Agfa-Gevaert today announced its first quarter results.

Agfa-Gevaert Group – first quarter 2009
Euro millions Q1 2008 Q1 2009 % change
Net Sales 753 662 -12.1%
Gross Profit (*) 256 208 -18.8%
% of sales 34.0% 31.4%
Recurring EBITDA (*) 71 55 -22.5%
% of sales 9.4% 8.3%
Recurring EBIT (*) 40 28 -30.0%
% of sales 5.3% 4.2%
Operating result 35 37 +5.7%
Net result (consolidated comp.) 10 (9)
Net operating cash flow 19 26
(*) before restructuring and non-recurring items.
Compared to the first quarter of 2008, Group sales decreased 12.1 percent to 662 million Euro. The decline is attributable to Agfa Graphics and Agfa Specialty Products, which are both affected by the economic situation. Agfa HealthCare performed in line with expectations.
The sales decrease affected the Group’s manufacturing efficiency due to lower use of capacity. As a result, the Group’s recurring gross profit margin decreased from 34.0 percent in the first quarter of 2008 to 31.4 percent.
Continuing the efforts of last year, Agfa-Gevaert further reduced its Selling and General Administration costs in the first months of 2009. The SG&A monthly run-rate was brought down from 54 million Euro in 2008 to 48 million Euro in the first quarter of 2009. Compared to the first quarter of 2008, these costs decreased by 22 million Euro. The SG&A expenses represented 21.8 percent of sales. The Group has taken a number of additional measures to further lower its costs in all business groups.
The Group’s recurring EBITDA (the sum of Graphics, HealthCare, Specialty Products and the unallocated portion) decreased from 71 million Euro in the first quarter of 2008 to 55 million Euro. Recurring EBIT decreased from 40 million Euro to 28 million Euro.
An adjustment to the benefit plans in the United States more than offset the normal restructuring and non-recurring items, resulting in an income of 9 million Euro, versus an expense of 5 million Euro in the first quarter of 2008.
The non-operating result was more negative than in 2008 due to a special pension charge (mainly concerning inactives), as mentioned during the fourth quarter 2008 communication. The non-operating result amounted to minus 30 million Euro.
The Group’s tax costs were higher than in 2008, mainly because of deferred tax charges.

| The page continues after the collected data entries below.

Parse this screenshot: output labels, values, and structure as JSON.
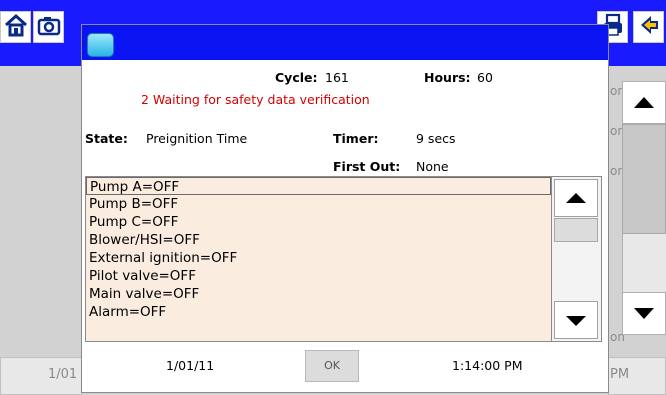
{
  "background_app": {
    "side_labels": [
      "on",
      "on",
      "on",
      "on"
    ],
    "footer_left": "1/01",
    "footer_right": "PM"
  },
  "dialog": {
    "cycle_label": "Cycle:",
    "cycle_value": "161",
    "hours_label": "Hours:",
    "hours_value": "60",
    "error_message": "2 Waiting for safety data verification",
    "state_label": "State:",
    "state_value": "Preignition Time",
    "timer_label": "Timer:",
    "timer_value": "9 secs",
    "first_out_label": "First Out:",
    "first_out_value": "None",
    "status_list": [
      "Pump A=OFF",
      "Pump B=OFF",
      "Pump C=OFF",
      "Blower/HSI=OFF",
      "External ignition=OFF",
      "Pilot valve=OFF",
      "Main valve=OFF",
      "Alarm=OFF"
    ],
    "footer": {
      "date": "1/01/11",
      "ok_label": "OK",
      "time": "1:14:00 PM"
    }
  },
  "colors": {
    "titlebar": "#0a14f2",
    "error_text": "#d40000",
    "list_background": "#fbece0"
  },
  "icons": [
    "home-icon",
    "camera-icon",
    "print-icon",
    "back-arrow-icon",
    "app-icon",
    "arrow-up-icon",
    "arrow-down-icon"
  ]
}
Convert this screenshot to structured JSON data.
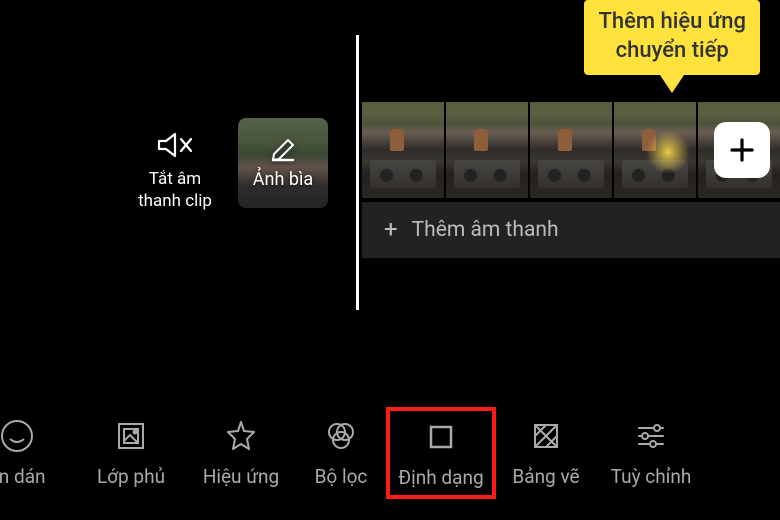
{
  "callout": {
    "line1": "Thêm hiệu ứng",
    "line2": "chuyển tiếp"
  },
  "mute_clip": {
    "label_line1": "Tắt âm",
    "label_line2": "thanh clip"
  },
  "cover_thumb": {
    "label": "Ảnh bìa"
  },
  "audio_track": {
    "label": "Thêm âm thanh"
  },
  "toolbar": {
    "sticker": "ãn dán",
    "overlay": "Lớp phủ",
    "effect": "Hiệu ứng",
    "filter": "Bộ lọc",
    "format": "Định dạng",
    "canvas": "Bảng vẽ",
    "adjust": "Tuỳ chỉnh"
  },
  "highlighted_tool": "format"
}
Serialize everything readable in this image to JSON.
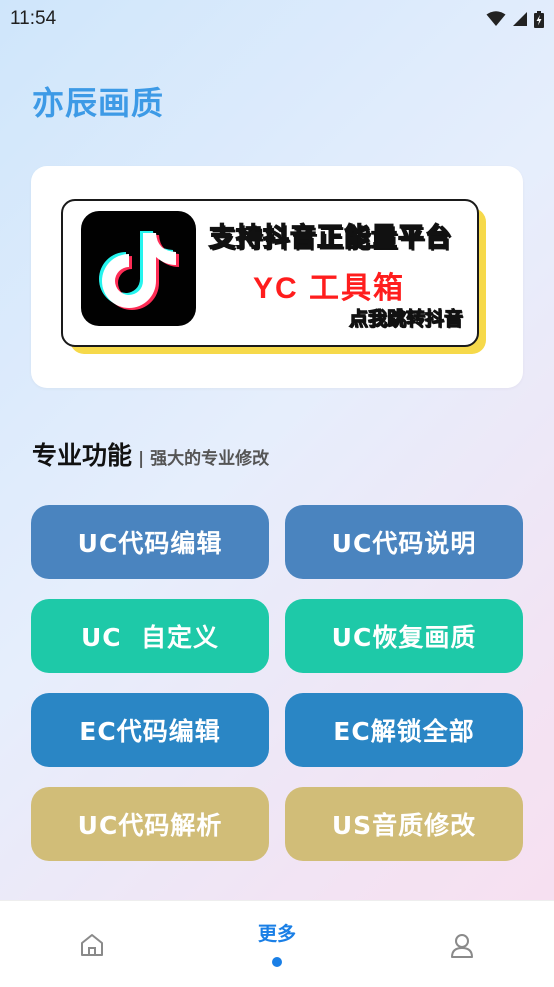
{
  "status_bar": {
    "time": "11:54",
    "icons": [
      "wifi-icon",
      "cell-signal-icon",
      "battery-charging-icon"
    ]
  },
  "app": {
    "title": "亦辰画质"
  },
  "banner": {
    "logo_icon": "tiktok-logo-icon",
    "line1": "支持抖音正能量平台",
    "line2": "YC 工具箱",
    "line3": "点我跳转抖音"
  },
  "section": {
    "title": "专业功能",
    "subtitle": "| 强大的专业修改"
  },
  "buttons": [
    {
      "label": "UC代码编辑",
      "color": "#4a84bf"
    },
    {
      "label": "UC代码说明",
      "color": "#4a84bf"
    },
    {
      "label": "UC  自定义",
      "color": "#1ec9a8"
    },
    {
      "label": "UC恢复画质",
      "color": "#1ec9a8"
    },
    {
      "label": "EC代码编辑",
      "color": "#2a86c5"
    },
    {
      "label": "EC解锁全部",
      "color": "#2a86c5"
    },
    {
      "label": "UC代码解析",
      "color": "#d1bd78"
    },
    {
      "label": "US音质修改",
      "color": "#d1bd78"
    }
  ],
  "tab_bar": {
    "tabs": [
      {
        "icon": "home-icon",
        "label": ""
      },
      {
        "icon": "",
        "label": "更多",
        "active": true
      },
      {
        "icon": "user-icon",
        "label": ""
      }
    ],
    "accent": "#1a7fe6"
  }
}
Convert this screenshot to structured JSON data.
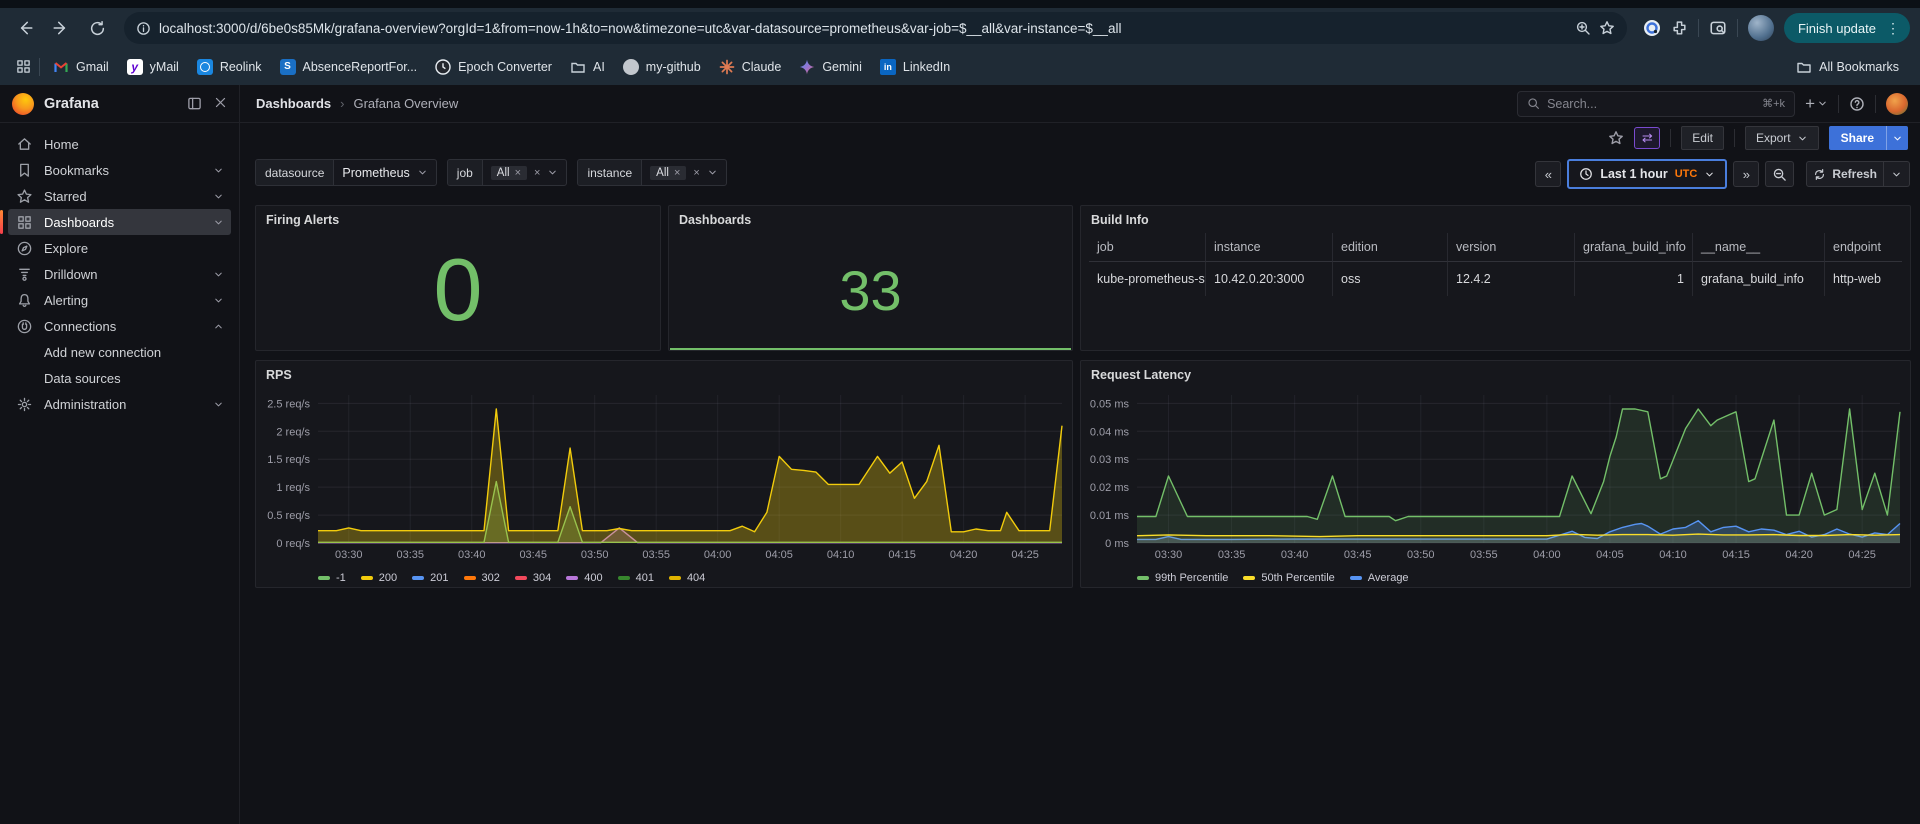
{
  "browser": {
    "url": "localhost:3000/d/6be0s85Mk/grafana-overview?orgId=1&from=now-1h&to=now&timezone=utc&var-datasource=prometheus&var-job=$__all&var-instance=$__all",
    "finish_update_label": "Finish update",
    "all_bookmarks_label": "All Bookmarks",
    "bookmarks": [
      {
        "label": "Gmail",
        "icon": "gmail"
      },
      {
        "label": "yMail",
        "icon": "ymail"
      },
      {
        "label": "Reolink",
        "icon": "reolink"
      },
      {
        "label": "AbsenceReportFor...",
        "icon": "sharepoint"
      },
      {
        "label": "Epoch Converter",
        "icon": "clockface"
      },
      {
        "label": "AI",
        "icon": "folder"
      },
      {
        "label": "my-github",
        "icon": "github"
      },
      {
        "label": "Claude",
        "icon": "claude"
      },
      {
        "label": "Gemini",
        "icon": "gemini"
      },
      {
        "label": "LinkedIn",
        "icon": "linkedin"
      }
    ]
  },
  "app": {
    "brand": "Grafana",
    "breadcrumb": {
      "parent": "Dashboards",
      "current": "Grafana Overview"
    },
    "search": {
      "placeholder": "Search...",
      "shortcut": "⌘+k"
    },
    "toolbar": {
      "edit": "Edit",
      "export": "Export",
      "share": "Share"
    },
    "sidebar": [
      {
        "label": "Home",
        "icon": "home"
      },
      {
        "label": "Bookmarks",
        "icon": "bookmark",
        "chevron": "down"
      },
      {
        "label": "Starred",
        "icon": "star2",
        "chevron": "down"
      },
      {
        "label": "Dashboards",
        "icon": "apps",
        "chevron": "down",
        "active": true
      },
      {
        "label": "Explore",
        "icon": "compass"
      },
      {
        "label": "Drilldown",
        "icon": "drill",
        "chevron": "down"
      },
      {
        "label": "Alerting",
        "icon": "bell",
        "chevron": "down"
      },
      {
        "label": "Connections",
        "icon": "plug",
        "chevron": "up"
      },
      {
        "label": "Add new connection",
        "sub": true
      },
      {
        "label": "Data sources",
        "sub": true
      },
      {
        "label": "Administration",
        "icon": "gear",
        "chevron": "down"
      }
    ],
    "variables": [
      {
        "label": "datasource",
        "value": "Prometheus",
        "type": "dropdown"
      },
      {
        "label": "job",
        "value": "All",
        "type": "multi"
      },
      {
        "label": "instance",
        "value": "All",
        "type": "multi"
      }
    ],
    "timepicker": {
      "range_label": "Last 1 hour",
      "timezone": "UTC",
      "refresh_label": "Refresh"
    }
  },
  "panels": {
    "firing_alerts": {
      "title": "Firing Alerts",
      "value": "0",
      "color": "#73BF69"
    },
    "dashboards": {
      "title": "Dashboards",
      "value": "33",
      "color": "#73BF69"
    },
    "build_info": {
      "title": "Build Info",
      "columns": [
        "job",
        "instance",
        "edition",
        "version",
        "grafana_build_info",
        "__name__",
        "endpoint"
      ],
      "rows": [
        [
          "kube-prometheus-sta",
          "10.42.0.20:3000",
          "oss",
          "12.4.2",
          "1",
          "grafana_build_info",
          "http-web"
        ]
      ],
      "right_align_columns": [
        4
      ]
    }
  },
  "chart_data": [
    {
      "type": "area",
      "title": "RPS",
      "t_range": [
        27.5,
        88
      ],
      "ylim": [
        0,
        2.65
      ],
      "x_ticks": [
        {
          "t": 30,
          "label": "03:30"
        },
        {
          "t": 35,
          "label": "03:35"
        },
        {
          "t": 40,
          "label": "03:40"
        },
        {
          "t": 45,
          "label": "03:45"
        },
        {
          "t": 50,
          "label": "03:50"
        },
        {
          "t": 55,
          "label": "03:55"
        },
        {
          "t": 60,
          "label": "04:00"
        },
        {
          "t": 65,
          "label": "04:05"
        },
        {
          "t": 70,
          "label": "04:10"
        },
        {
          "t": 75,
          "label": "04:15"
        },
        {
          "t": 80,
          "label": "04:20"
        },
        {
          "t": 85,
          "label": "04:25"
        }
      ],
      "y_ticks": [
        {
          "v": 0,
          "label": "0 req/s"
        },
        {
          "v": 0.5,
          "label": "0.5 req/s"
        },
        {
          "v": 1,
          "label": "1 req/s"
        },
        {
          "v": 1.5,
          "label": "1.5 req/s"
        },
        {
          "v": 2,
          "label": "2 req/s"
        },
        {
          "v": 2.5,
          "label": "2.5 req/s"
        }
      ],
      "legend": [
        {
          "label": "-1",
          "color": "#73BF69"
        },
        {
          "label": "200",
          "color": "#F2CC0C"
        },
        {
          "label": "201",
          "color": "#5794F2"
        },
        {
          "label": "302",
          "color": "#FF780A"
        },
        {
          "label": "304",
          "color": "#F2495C"
        },
        {
          "label": "400",
          "color": "#B877D9"
        },
        {
          "label": "401",
          "color": "#37872D"
        },
        {
          "label": "404",
          "color": "#E0B400"
        }
      ],
      "series": [
        {
          "name": "400",
          "color": "#B877D9",
          "fill_opacity": 0.22,
          "points": [
            [
              27.5,
              0.005
            ],
            [
              50.5,
              0.005
            ],
            [
              52,
              0.27
            ],
            [
              53.5,
              0.005
            ],
            [
              88,
              0.005
            ]
          ]
        },
        {
          "name": "-1",
          "color": "#73BF69",
          "fill_opacity": 0.25,
          "points": [
            [
              27.5,
              0.012
            ],
            [
              41,
              0.012
            ],
            [
              42,
              1.1
            ],
            [
              43,
              0.012
            ],
            [
              47,
              0.012
            ],
            [
              48,
              0.65
            ],
            [
              49,
              0.012
            ],
            [
              88,
              0.012
            ]
          ]
        },
        {
          "name": "200",
          "color": "#F2CC0C",
          "fill_opacity": 0.3,
          "points": [
            [
              27.5,
              0.22
            ],
            [
              29,
              0.22
            ],
            [
              30,
              0.27
            ],
            [
              31,
              0.22
            ],
            [
              36,
              0.22
            ],
            [
              41,
              0.22
            ],
            [
              42,
              2.4
            ],
            [
              43,
              0.22
            ],
            [
              47,
              0.22
            ],
            [
              48,
              1.7
            ],
            [
              49,
              0.22
            ],
            [
              51,
              0.22
            ],
            [
              52,
              0.26
            ],
            [
              53,
              0.22
            ],
            [
              58,
              0.22
            ],
            [
              61,
              0.22
            ],
            [
              62,
              0.3
            ],
            [
              63,
              0.2
            ],
            [
              64,
              0.55
            ],
            [
              65,
              1.55
            ],
            [
              66,
              1.32
            ],
            [
              67,
              1.3
            ],
            [
              68,
              1.27
            ],
            [
              69,
              1.05
            ],
            [
              71.5,
              1.05
            ],
            [
              73,
              1.55
            ],
            [
              74,
              1.25
            ],
            [
              75,
              1.45
            ],
            [
              76,
              0.8
            ],
            [
              77,
              1.1
            ],
            [
              78,
              1.75
            ],
            [
              79,
              0.2
            ],
            [
              80,
              0.2
            ],
            [
              81,
              0.25
            ],
            [
              82,
              0.22
            ],
            [
              83,
              0.22
            ],
            [
              83.5,
              0.55
            ],
            [
              84.5,
              0.22
            ],
            [
              86,
              0.22
            ],
            [
              87,
              0.22
            ],
            [
              88,
              2.1
            ]
          ]
        }
      ]
    },
    {
      "type": "area",
      "title": "Request Latency",
      "t_range": [
        27.5,
        88
      ],
      "ylim": [
        0,
        0.053
      ],
      "x_ticks": [
        {
          "t": 30,
          "label": "03:30"
        },
        {
          "t": 35,
          "label": "03:35"
        },
        {
          "t": 40,
          "label": "03:40"
        },
        {
          "t": 45,
          "label": "03:45"
        },
        {
          "t": 50,
          "label": "03:50"
        },
        {
          "t": 55,
          "label": "03:55"
        },
        {
          "t": 60,
          "label": "04:00"
        },
        {
          "t": 65,
          "label": "04:05"
        },
        {
          "t": 70,
          "label": "04:10"
        },
        {
          "t": 75,
          "label": "04:15"
        },
        {
          "t": 80,
          "label": "04:20"
        },
        {
          "t": 85,
          "label": "04:25"
        }
      ],
      "y_ticks": [
        {
          "v": 0,
          "label": "0 ms"
        },
        {
          "v": 0.01,
          "label": "0.01 ms"
        },
        {
          "v": 0.02,
          "label": "0.02 ms"
        },
        {
          "v": 0.03,
          "label": "0.03 ms"
        },
        {
          "v": 0.04,
          "label": "0.04 ms"
        },
        {
          "v": 0.05,
          "label": "0.05 ms"
        }
      ],
      "legend": [
        {
          "label": "99th Percentile",
          "color": "#73BF69"
        },
        {
          "label": "50th Percentile",
          "color": "#FADE2A"
        },
        {
          "label": "Average",
          "color": "#5794F2"
        }
      ],
      "series": [
        {
          "name": "99th Percentile",
          "color": "#73BF69",
          "fill_opacity": 0.13,
          "points": [
            [
              27.5,
              0.0095
            ],
            [
              29,
              0.0095
            ],
            [
              30,
              0.024
            ],
            [
              31.5,
              0.0095
            ],
            [
              38,
              0.0095
            ],
            [
              41,
              0.0095
            ],
            [
              41.8,
              0.0085
            ],
            [
              43,
              0.024
            ],
            [
              44,
              0.0095
            ],
            [
              47.5,
              0.0095
            ],
            [
              48,
              0.008
            ],
            [
              49,
              0.0095
            ],
            [
              55,
              0.0095
            ],
            [
              61,
              0.0095
            ],
            [
              62,
              0.024
            ],
            [
              63.5,
              0.0105
            ],
            [
              64.5,
              0.022
            ],
            [
              65,
              0.031
            ],
            [
              65.5,
              0.038
            ],
            [
              66,
              0.048
            ],
            [
              67,
              0.048
            ],
            [
              68,
              0.047
            ],
            [
              69,
              0.023
            ],
            [
              69.5,
              0.024
            ],
            [
              71,
              0.041
            ],
            [
              72,
              0.048
            ],
            [
              72.5,
              0.045
            ],
            [
              73,
              0.042
            ],
            [
              73.5,
              0.044
            ],
            [
              74.5,
              0.046
            ],
            [
              75,
              0.047
            ],
            [
              76,
              0.022
            ],
            [
              76.5,
              0.023
            ],
            [
              78,
              0.044
            ],
            [
              79,
              0.01
            ],
            [
              80,
              0.01
            ],
            [
              81,
              0.025
            ],
            [
              82,
              0.01
            ],
            [
              83,
              0.012
            ],
            [
              84,
              0.048
            ],
            [
              85,
              0.012
            ],
            [
              86,
              0.025
            ],
            [
              87,
              0.01
            ],
            [
              88,
              0.047
            ]
          ]
        },
        {
          "name": "Average",
          "color": "#5794F2",
          "fill_opacity": 0.25,
          "points": [
            [
              27.5,
              0.0013
            ],
            [
              29,
              0.0013
            ],
            [
              30,
              0.0023
            ],
            [
              31,
              0.0013
            ],
            [
              35,
              0.0013
            ],
            [
              40,
              0.0014
            ],
            [
              45,
              0.0014
            ],
            [
              50,
              0.0014
            ],
            [
              55,
              0.0014
            ],
            [
              60,
              0.0014
            ],
            [
              62,
              0.0042
            ],
            [
              63,
              0.002
            ],
            [
              64,
              0.0016
            ],
            [
              65,
              0.004
            ],
            [
              66,
              0.0056
            ],
            [
              67,
              0.0067
            ],
            [
              67.5,
              0.007
            ],
            [
              68,
              0.006
            ],
            [
              69,
              0.0032
            ],
            [
              70,
              0.005
            ],
            [
              71,
              0.0056
            ],
            [
              72,
              0.008
            ],
            [
              73,
              0.004
            ],
            [
              74,
              0.0056
            ],
            [
              75,
              0.006
            ],
            [
              76,
              0.004
            ],
            [
              77,
              0.005
            ],
            [
              78,
              0.0046
            ],
            [
              79,
              0.003
            ],
            [
              80,
              0.0042
            ],
            [
              81,
              0.0021
            ],
            [
              82,
              0.003
            ],
            [
              83,
              0.005
            ],
            [
              84,
              0.0032
            ],
            [
              85,
              0.0021
            ],
            [
              86,
              0.0036
            ],
            [
              87,
              0.003
            ],
            [
              88,
              0.007
            ]
          ]
        },
        {
          "name": "50th Percentile",
          "color": "#FADE2A",
          "fill_opacity": 0.12,
          "points": [
            [
              27.5,
              0.0026
            ],
            [
              30,
              0.0029
            ],
            [
              33,
              0.0026
            ],
            [
              38,
              0.0026
            ],
            [
              42,
              0.0023
            ],
            [
              45,
              0.0026
            ],
            [
              48,
              0.0026
            ],
            [
              52,
              0.0026
            ],
            [
              56,
              0.0026
            ],
            [
              60,
              0.0026
            ],
            [
              62,
              0.0031
            ],
            [
              64,
              0.0028
            ],
            [
              66,
              0.003
            ],
            [
              68,
              0.003
            ],
            [
              70,
              0.0028
            ],
            [
              72,
              0.0032
            ],
            [
              74,
              0.0029
            ],
            [
              76,
              0.0029
            ],
            [
              78,
              0.003
            ],
            [
              80,
              0.0027
            ],
            [
              82,
              0.0027
            ],
            [
              84,
              0.003
            ],
            [
              86,
              0.0028
            ],
            [
              88,
              0.003
            ]
          ]
        }
      ]
    }
  ],
  "colors": {
    "stat_green": "#73BF69",
    "share_blue": "#3D71D9",
    "utc_orange": "#FF780A",
    "active_accent": "#F55F3E"
  }
}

The net result amounted to minus 9 million Euro, compared to 10 million Euro in the first quarter of 2008.
Balance sheet and cash flow
– At the end of March 2009, total assets were 3,133 million Euro, compared to 3,160 million Euro at the end of 2008.
– Inventories were 591 million Euro (or 105 days). Trade receivables (including deferred revenue and advanced payments) amounted to 577 million Euro, or 78 days and trade payables were 212 million Euro, or 38 daysx.
– As a result of targeted measures, net financial debt further improved to 661 million Euro at the end of March 2009, compared to 673 million Euro at the end of 2008, and 703 million Euro at the end of March 2008.
– Net operating cash flow amounted to 26 million Euro.
Agfa Graphics – first quarter 2009
Euro millions Q1 2008 Q1 2009 % change
Net Sales 378 315 -16.7%
Recurring EBITDA (*) 30.7 13.5 -56.0%
% of sales 8.1% 4.3%
Recurring EBIT (*) 17.2 1.2 -93.0%
% of sales 4.6% 0.4%
(*) before restructuring and non-recurring items.
As expected, Agfa Graphics was severely hit by the impact of the global economic crisis on the printing industry. The impact was particularly strong in the field of investment goods, as printers are postponing their investments in equipment, both in prepress and in industrial inkjet. Furthermore, the slowdown in the advertising markets resulted in a lower use of consumables, such as graphic film and printing plates. In countries where the crisis has the strongest impact on the printing markets, the competitive pressure also increased. As a result, Agfa Graphics’ sales decreased 16.7 percent to 315 million Euro.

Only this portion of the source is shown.